5. The driving behavior recognition method according to claim 1, characterized by, Analyzing the temperature change trend, the time corresponding to the battery meeting the preset heating state is determined as the rapid heating window, including: Determine the temperature change points in the temperature change trend, wherein the temperature change points satisfy a preset temperature rise sequence and a preset time sequence; Determine the duration of temperature rise between two adjacent temperature change points; The corresponding temperature rise rate is obtained by calculating the lengths of two adjacent temperature rise times. Determine a target temperature rise rate in the temperature rise rate, wherein the target temperature rise rate is greater than a preset temperature rise rate; The time corresponding to the target temperature rise rate is taken as the rapid temperature rise window.
6. The driving behavior recognition method according to claim 1, characterized by, By performing overlap analysis on the rapid acceleration time window and the rapid temperature rise window, it is determined whether target driving behavior exists within the rapid acceleration time window, including: The actual overlap is obtained by performing time overlap calculation on the rapid acceleration time window and the target temperature rise window, wherein the target temperature rise window is the minimum value in the rapid temperature rise window; In response to the actual overlap being greater than a preset overlap, it is determined that a target driving behavior exists within the rapid acceleration time window.
7. The driving behavior recognition method according to claim 6, characterized by, The actual overlap is obtained by performing time overlap calculations on the rapid acceleration time window and the target temperature rise window, including: The overlapping portion of the rapid acceleration time window and the target temperature rise window is determined to obtain the actual overlapping window; The actual overlap is obtained by comparing the ratio of the actual overlap window to the rapid acceleration time window.
8. The driving behavior recognition method according to claim 1, characterized by, Before extracting features from vehicle driving data, the following steps are required: By labeling the collected vehicle data, driving data is obtained. The driving data is used to characterize the data where the main positive relay state meets the preset relay state and the charging gun connection state meets the preset connection state, and the driving data meets the preset time series.

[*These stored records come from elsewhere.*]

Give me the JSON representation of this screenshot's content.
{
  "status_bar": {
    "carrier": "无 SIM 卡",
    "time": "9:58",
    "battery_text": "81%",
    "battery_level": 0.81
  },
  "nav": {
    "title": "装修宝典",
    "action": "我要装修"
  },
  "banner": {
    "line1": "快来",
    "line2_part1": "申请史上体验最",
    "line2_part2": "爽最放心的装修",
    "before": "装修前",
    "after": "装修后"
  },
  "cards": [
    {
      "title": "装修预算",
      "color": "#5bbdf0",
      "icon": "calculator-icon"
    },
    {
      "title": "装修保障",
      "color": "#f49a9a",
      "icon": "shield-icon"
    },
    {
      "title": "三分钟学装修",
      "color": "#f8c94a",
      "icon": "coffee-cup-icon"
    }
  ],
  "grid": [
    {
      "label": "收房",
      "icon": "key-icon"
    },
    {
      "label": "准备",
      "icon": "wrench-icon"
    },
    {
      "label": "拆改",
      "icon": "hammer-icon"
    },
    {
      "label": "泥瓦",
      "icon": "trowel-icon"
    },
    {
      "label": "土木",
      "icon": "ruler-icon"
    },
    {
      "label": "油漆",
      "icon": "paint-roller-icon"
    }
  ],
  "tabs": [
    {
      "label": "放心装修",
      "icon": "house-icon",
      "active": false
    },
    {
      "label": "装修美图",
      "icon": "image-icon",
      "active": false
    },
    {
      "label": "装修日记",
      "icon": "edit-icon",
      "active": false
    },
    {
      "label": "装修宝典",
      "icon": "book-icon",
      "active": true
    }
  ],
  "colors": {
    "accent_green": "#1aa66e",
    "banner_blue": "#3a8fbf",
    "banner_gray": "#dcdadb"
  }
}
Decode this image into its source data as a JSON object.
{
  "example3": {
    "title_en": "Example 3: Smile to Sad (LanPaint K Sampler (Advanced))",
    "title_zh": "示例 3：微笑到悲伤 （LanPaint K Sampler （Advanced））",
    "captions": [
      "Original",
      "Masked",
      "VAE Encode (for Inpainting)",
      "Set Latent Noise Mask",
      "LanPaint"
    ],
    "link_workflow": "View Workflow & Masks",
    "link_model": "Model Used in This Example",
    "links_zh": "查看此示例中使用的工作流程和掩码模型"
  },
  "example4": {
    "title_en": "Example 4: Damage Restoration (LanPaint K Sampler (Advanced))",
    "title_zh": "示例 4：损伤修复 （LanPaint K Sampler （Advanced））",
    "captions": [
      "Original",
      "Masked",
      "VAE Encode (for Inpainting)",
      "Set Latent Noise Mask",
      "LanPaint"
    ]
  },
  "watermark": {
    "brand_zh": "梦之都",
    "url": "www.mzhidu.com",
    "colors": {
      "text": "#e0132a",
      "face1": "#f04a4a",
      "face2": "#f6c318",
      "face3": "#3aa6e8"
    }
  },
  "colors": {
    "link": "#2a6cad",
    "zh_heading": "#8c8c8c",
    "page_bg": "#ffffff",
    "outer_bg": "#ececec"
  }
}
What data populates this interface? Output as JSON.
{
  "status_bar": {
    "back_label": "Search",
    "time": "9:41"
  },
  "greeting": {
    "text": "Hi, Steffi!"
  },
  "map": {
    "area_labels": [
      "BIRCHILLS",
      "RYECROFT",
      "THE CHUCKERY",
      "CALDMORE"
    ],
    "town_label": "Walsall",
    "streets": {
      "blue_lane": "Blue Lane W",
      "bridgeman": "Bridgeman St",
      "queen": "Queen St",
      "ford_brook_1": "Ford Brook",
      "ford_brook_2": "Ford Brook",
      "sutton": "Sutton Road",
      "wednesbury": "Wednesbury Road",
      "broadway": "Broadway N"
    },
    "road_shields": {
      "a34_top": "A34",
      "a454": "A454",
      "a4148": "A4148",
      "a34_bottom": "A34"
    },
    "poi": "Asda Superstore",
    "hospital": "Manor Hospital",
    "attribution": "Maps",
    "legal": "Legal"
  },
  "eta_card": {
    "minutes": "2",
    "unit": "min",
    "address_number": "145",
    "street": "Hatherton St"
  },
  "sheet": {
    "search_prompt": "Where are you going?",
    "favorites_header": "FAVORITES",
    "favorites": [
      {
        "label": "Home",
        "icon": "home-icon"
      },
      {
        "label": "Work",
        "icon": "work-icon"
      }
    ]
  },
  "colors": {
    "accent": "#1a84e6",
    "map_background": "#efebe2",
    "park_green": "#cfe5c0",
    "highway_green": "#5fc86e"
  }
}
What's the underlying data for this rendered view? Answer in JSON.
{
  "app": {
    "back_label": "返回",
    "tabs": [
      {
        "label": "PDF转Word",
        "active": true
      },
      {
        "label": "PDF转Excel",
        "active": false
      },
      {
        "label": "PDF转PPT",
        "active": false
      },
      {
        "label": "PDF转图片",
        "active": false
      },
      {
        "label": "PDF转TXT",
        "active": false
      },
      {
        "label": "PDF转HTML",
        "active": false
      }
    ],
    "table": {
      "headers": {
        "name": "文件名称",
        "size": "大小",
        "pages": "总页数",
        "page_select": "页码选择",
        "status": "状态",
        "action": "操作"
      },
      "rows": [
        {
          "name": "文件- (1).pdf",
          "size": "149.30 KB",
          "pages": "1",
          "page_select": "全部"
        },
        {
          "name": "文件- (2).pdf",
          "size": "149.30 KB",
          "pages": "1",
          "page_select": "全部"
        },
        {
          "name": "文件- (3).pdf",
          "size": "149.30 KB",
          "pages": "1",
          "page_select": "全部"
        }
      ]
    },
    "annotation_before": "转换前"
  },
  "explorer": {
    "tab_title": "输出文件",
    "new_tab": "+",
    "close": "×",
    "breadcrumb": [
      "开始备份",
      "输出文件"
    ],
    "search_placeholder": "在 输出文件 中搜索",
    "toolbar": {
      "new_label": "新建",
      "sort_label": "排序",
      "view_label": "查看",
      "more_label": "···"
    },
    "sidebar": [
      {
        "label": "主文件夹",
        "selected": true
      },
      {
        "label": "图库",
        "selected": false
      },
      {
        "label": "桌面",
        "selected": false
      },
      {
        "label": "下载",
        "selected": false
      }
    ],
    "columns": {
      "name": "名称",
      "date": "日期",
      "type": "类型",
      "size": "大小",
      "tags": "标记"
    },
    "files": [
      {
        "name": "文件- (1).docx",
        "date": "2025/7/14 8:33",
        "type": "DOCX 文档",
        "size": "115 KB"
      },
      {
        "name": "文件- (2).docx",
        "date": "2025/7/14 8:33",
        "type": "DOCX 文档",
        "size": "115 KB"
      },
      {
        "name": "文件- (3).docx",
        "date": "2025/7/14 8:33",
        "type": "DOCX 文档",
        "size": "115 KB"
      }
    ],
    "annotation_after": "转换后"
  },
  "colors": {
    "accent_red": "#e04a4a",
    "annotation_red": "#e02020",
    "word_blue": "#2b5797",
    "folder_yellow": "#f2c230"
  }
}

The driving data is divided into time frame breakpoints to obtain the first marker point; The time difference between two adjacent frames of the driving data is calculated to obtain multiple time differences; Determine the target time difference among the plurality of time differences, and use the position corresponding to the target time difference as a second marker point, wherein the target time difference is greater than a preset time difference; Based on the first marker point and the second marker point, the driving data is divided to obtain driving segment data, wherein the driving segment data includes start time and end time.
9. A computer-readable storage medium, characterized in that, The computer-readable storage medium includes a stored program, wherein, when the program is executed, it controls the execution of the driving behavior recognition method according to any one of claims 1 to 8 in the processor of the device.
10. A vehicle characterized by comprising: include: One or more processors; Storage device for storing one or more programs; When the one or more programs are executed by the one or more processors, the one or more processors perform the driving behavior recognition method according to any one of claims 1 to 8.